御厨貴「天皇と政治」は、読み終えて、さわやかさが残る。テーマの重さを感じさせぬ筆運びは、気鋭の政治学者ならではの要点整理力で、実に読み易い。関心持つ人は当然、なき人も読まれるといい。次に読みたくなる書物の群れが紹介されており、汲めども尽きぬ知恵の泉を前にできる。
憲法をめぐっては、これから開かれる国会で、改正の手続きのための国民投票法案が最大のテーマになる。
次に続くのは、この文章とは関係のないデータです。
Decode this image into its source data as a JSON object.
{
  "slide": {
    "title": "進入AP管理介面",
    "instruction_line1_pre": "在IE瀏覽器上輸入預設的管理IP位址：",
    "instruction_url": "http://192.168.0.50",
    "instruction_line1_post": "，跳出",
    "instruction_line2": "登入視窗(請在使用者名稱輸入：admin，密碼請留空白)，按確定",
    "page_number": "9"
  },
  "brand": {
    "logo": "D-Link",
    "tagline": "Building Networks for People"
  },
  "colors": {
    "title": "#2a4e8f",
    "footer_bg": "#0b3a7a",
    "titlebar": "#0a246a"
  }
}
次なる課題は、憲法改正の中身そのものをどうするかである。既に、自民党は憲法改正草案を公表している。しかし、これはかなり酷い中身だと、巷間いわれている。著者も、「根本的な問題は、自由民主党の議員たちが、憲法というものはいかなるものかを全く理解しておらず、憲法改正を普通の法律改正と同じ次元で考えている」と手厳しい。我もわれもと、短冊をだすがごとく意見をだしたものを、ただ羅列した観がし、「統一観のある憲法」になっていないという。「言葉遣いに品格がない」し、「国家論を論ずる気概と同時に国家を論ずべき言葉というものを日本人は失ってしまった」といわれて、返す言葉に窮する政治家は私だけだろうか。
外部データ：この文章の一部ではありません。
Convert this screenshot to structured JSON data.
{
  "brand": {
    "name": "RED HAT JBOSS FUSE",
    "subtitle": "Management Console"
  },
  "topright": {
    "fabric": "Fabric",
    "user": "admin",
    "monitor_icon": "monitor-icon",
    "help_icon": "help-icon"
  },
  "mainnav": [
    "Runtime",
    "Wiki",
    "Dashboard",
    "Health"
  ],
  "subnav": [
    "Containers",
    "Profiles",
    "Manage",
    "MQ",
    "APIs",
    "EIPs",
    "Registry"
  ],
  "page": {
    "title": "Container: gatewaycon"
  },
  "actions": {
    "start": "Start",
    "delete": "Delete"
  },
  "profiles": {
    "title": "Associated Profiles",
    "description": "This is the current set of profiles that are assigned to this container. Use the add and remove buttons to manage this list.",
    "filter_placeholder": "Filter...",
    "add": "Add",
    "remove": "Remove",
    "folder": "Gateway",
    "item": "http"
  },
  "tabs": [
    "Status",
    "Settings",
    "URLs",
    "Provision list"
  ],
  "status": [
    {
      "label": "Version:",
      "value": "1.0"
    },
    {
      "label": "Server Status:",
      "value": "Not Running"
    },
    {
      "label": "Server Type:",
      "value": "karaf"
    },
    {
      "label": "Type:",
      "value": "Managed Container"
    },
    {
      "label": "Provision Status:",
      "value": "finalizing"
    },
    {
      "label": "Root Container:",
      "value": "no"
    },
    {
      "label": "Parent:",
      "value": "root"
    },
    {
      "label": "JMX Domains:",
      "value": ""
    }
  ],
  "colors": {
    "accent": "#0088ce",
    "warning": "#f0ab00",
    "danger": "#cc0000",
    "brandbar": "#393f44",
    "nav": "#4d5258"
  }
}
日本が国家としていかにあるべきかとの議論については、わが党にあっても気持ちは皆持っているものの、日常の忙しさのなかで棚上げされている感が強い。憲法改正について、加憲の立場をとるわが党は、よく言えば、憲法改正の難しさを知るが故の現実志向が強いといえるものの、悪く言えば、自ら困難な新しい憲法を打ち立てることを放棄してしまっていると言えなくもない。全面改正よりも部分的に書き加える方がはるかに楽だからだ。私を含め政治家に課された責任は重い。